A RECORD $25 trillion in treasury bill maturities in May could swing the money market into huge surpluses, ending months of biting deficits under a tight monetary policy regime by the central bank.
Market analysts said the maturities, to be
followed by another $36 trillion to be released into the market in June, could reignite speculative tendencies, further hurting the efforts by the central bank to tackle the inflation scourge.
This month, $14 trillion worth of treasury bill maturities will be unleashed on the market.
This, coupled with civil servants salaries next week, would trigger huge volumes of cash on the money market, analysts said.
“The maturities will flood the market with excessive liquidity and that will cause an interest rate retreat leading to speculative activities,” said Witness Chinyama, group economist with Kingdom Financial Holdings.
A tailspin of interest rates due to money market surpluses would trigger negative returns on investment, stoking speculative tendencies.
Chinyama said the central bank was likely to roll over the TBs or pay for the maturities.

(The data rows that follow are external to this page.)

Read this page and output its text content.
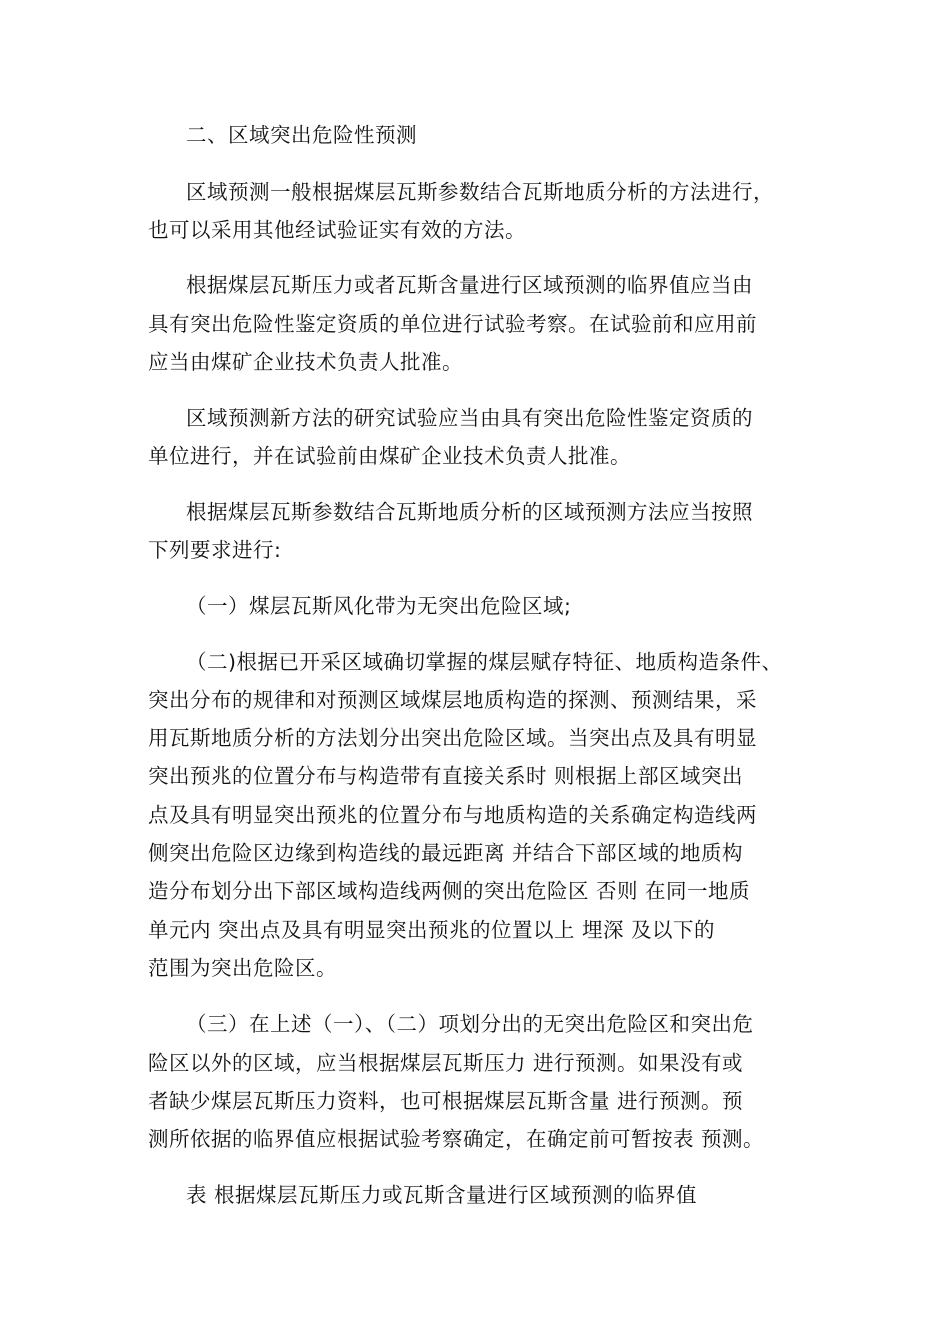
二、区域突出危险性预测
区域预测一般根据煤层瓦斯参数结合瓦斯地质分析的方法进行，
也可以采用其他经试验证实有效的方法。
根据煤层瓦斯压力或者瓦斯含量进行区域预测的临界值应当由
具有突出危险性鉴定资质的单位进行试验考察。在试验前和应用前
应当由煤矿企业技术负责人批准。
区域预测新方法的研究试验应当由具有突出危险性鉴定资质的
单位进行，并在试验前由煤矿企业技术负责人批准。
根据煤层瓦斯参数结合瓦斯地质分析的区域预测方法应当按照
下列要求进行:
（一）煤层瓦斯风化带为无突出危险区域;
（二)根据已开采区域确切掌握的煤层赋存特征、地质构造条件、
突出分布的规律和对预测区域煤层地质构造的探测、预测结果，采
用瓦斯地质分析的方法划分出突出危险区域。当突出点及具有明显
突出预兆的位置分布与构造带有直接关系时 则根据上部区域突出
点及具有明显突出预兆的位置分布与地质构造的关系确定构造线两
侧突出危险区边缘到构造线的最远距离 并结合下部区域的地质构
造分布划分出下部区域构造线两侧的突出危险区 否则 在同一地质
单元内 突出点及具有明显突出预兆的位置以上 埋深 及以下的
范围为突出危险区。
（三）在上述（一）、（二）项划分出的无突出危险区和突出危
险区以外的区域，应当根据煤层瓦斯压力 进行预测。如果没有或
者缺少煤层瓦斯压力资料，也可根据煤层瓦斯含量 进行预测。预
测所依据的临界值应根据试验考察确定，在确定前可暂按表 预测。
表 根据煤层瓦斯压力或瓦斯含量进行区域预测的临界值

Either way would be costly to the taxpayers, Chinyama said.
A roll over of the TB stock would increase the government debt, blamed for stoking inflation.
To repay the maturities, the government would run the money printing machines, which would also increase inflation by growing money supply.
“That will further push inflation, probably to four digits this time around,” said independent economist James Jowa.
“It’s a debt trap,” Chinyama said. “We will keep on moving in circles unless there are comprehensive measures.”
Government has been blamed for stoking inflationary pressures in the economy by running huge deficits financed through domestic borrowing and money printing.
The International Monetary Fund (IMF) said Zimbabwe’s deficit could be as high as 60% of GDP, contrary to claims by the government that its deficit for 2005 was just below 3% of GDP.
The looming liquidity on the market comes against the backdrop of a failing war against inflation by the central bank after inflation reached an all-time high of 913,6% year on year for March.
The RBZ had projected inflation to peak at 800% in March before decelerating.